HABEAS CORPUS
PRISÃO ILEGAL
PRAZO DA PRISÃO PREVENTIVA
CONTAGEM DE PRAZOS
Sumário


I. O habeas corpus constitui providência autónoma e específica, distinta do recurso ou de outras formas de impugnação, porquanto o seu objeto não é uma decisão judicial, antes o próprio estado de prisão ou detenção ilegal, em situações extremas de abuso de poder ou erro grosseiro, patente, grave, palmar, na aplicação do direito, taxativamente previstas pelo legislador.
II. O crime de resistência e coação sobre funcionário, previsto e punido pelo artigo 347.º do Código Penal, integra a categoria jurídico-penal dos crimes contra a autoridade pública a que corresponde pena de prisão de máximo superior a 5 anos, preenchendo o conceito de criminalidade violenta, definido na alínea j) do artigo 1.º do Código de Processo Penal.
III. Os prazos de duração máxima da medida de prisão preventiva imposta com esse fundamento são elevados nos termos prescritos no n.º 2 do artigo 215.º do Código de Processo Penal, designadamente, para o máximo de 6 meses sem que tenha sido deduzida acusação.
IV. A inserção de determinação dirigida à secretaria em despacho judicial de reexame da medida de prisão preventiva, no sentido de inscrever alerta em data indicada na plataforma informática de tramitação eletrónica, é irrelevante para a contagem de prazos. 

Texto Integral

Acordam na 3.ª Secção Criminal do Supremo Tribunal de Justiça

I. PETIÇÃO

1. AA veio, em 31 de outubro de 2025, dirigir a este Tribunal petição de habeas corpus, subscrita pelo seu advogado, ao abrigo do disposto no artigo 222.º, n.ºs 1 e 2, alínea c) do Código de Processo Penal (CPP), com referência ao artigo 215.º do mesmo Código, enunciando os fundamentos que seguem1:

«1.º O ora recorrente foi detido e indiciado em sede de 1º Interrogatório por haver indícios de vários crimes: 2 (dois) crimes de resistência e coacção sobre funcionário, na forma consumada, previsto e punido pelo artigo 347.º n.º 1 do Código Penal; 2 (dois) crimes de ofensas à integridade física qualificada na forma tentada, previsto e punido pelos artigos 22º, 23º, 143º nº1, 145º nº1 al. a) do CP; 1 (um) crime de dano qualificado, previsto e punido pelo artigo 212º, 213º nº1 al. c) do Código Penal, e de 1 (um) crime de condução perigosa de veículo rodoviário, previsto e punido pelo artigo 291.º, n.º 1 al b) do CP, conforme resulta do despacho que ordenou a sua prisão preventiva, para o qual se remete e se dá por reproduzido para os devidos efeitos.
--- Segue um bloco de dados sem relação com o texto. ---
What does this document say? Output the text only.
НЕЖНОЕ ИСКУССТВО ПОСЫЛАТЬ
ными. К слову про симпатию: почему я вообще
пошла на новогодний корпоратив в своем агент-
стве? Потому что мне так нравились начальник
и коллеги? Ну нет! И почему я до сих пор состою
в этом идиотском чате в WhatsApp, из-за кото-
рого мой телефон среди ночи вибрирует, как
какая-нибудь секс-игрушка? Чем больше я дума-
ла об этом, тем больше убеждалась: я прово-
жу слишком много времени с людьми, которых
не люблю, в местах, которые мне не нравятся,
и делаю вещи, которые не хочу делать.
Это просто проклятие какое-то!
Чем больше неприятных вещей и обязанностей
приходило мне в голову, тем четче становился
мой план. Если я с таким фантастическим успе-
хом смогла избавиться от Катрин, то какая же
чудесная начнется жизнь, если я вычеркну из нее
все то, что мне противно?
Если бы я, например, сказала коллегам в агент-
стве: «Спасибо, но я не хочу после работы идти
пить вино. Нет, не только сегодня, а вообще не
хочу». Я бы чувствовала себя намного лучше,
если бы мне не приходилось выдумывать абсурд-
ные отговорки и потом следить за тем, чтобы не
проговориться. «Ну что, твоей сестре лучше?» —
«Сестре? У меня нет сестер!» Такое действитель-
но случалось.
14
2. º Encontrando-se detido, em situação de prisão preventiva, à ordem do Processo supra, desde 30 de Junho de 2025, sendo que se encontra privado da sua liberdade desde o dia 28 de Junho/30. [sic]

Ora,

3. º tendo em conta o Princípio da Unidade dos prazos e, os crimes que lhe são imputados, a fase em que o processo se encontra – investigação - a prisão preventiva pode prolongar-se até aos quatro meses, conforme o estatuído no artigo 215.º, n.º 1, alínea a) do Código de Processo Penal.

Mais,

4.º O processo supra não se enquadra nos crimes expostos no nº 2 do referido artº215 do CPP, pelo que o seu prazo não é elevado para 6 meses.

5.º Igualmente, o processo supra não se revelou de excepcional complexidade, pelo que não foi elevado esse prazo de prisão preventiva para um ano, conforme previsto no nº3 do artº215 do CPP.

6.º Até à presente data, o ora arguido não foi ainda notificado da sua acusação. Ou seja,

no caso vertente o ora requerente atingiu em 30.10.2024 - e isto em obediência ao Princípio da Unidade dos prazos processuais - o prazo de quatro meses, nos termos da norma anteriormente invocada, prazo máximo permitido por lei para que um arguido esteja sujeito a prisão preventiva sem que tenha sido deduzida acusação. Aliás,

8º no último despacho, datado de 18.09.25, o Meritíssimo JIC, no final, ordena que se “Agende alarme para 30.10.25”, de modo a evitar-se ultrapassar este prazo.

Donde,

[sic] se encontra, presentemente, em situação de prisão para além do prazo fixado pela lei, pelo que deve ser restituído à liberdade nos termos do artº217 do CPP.»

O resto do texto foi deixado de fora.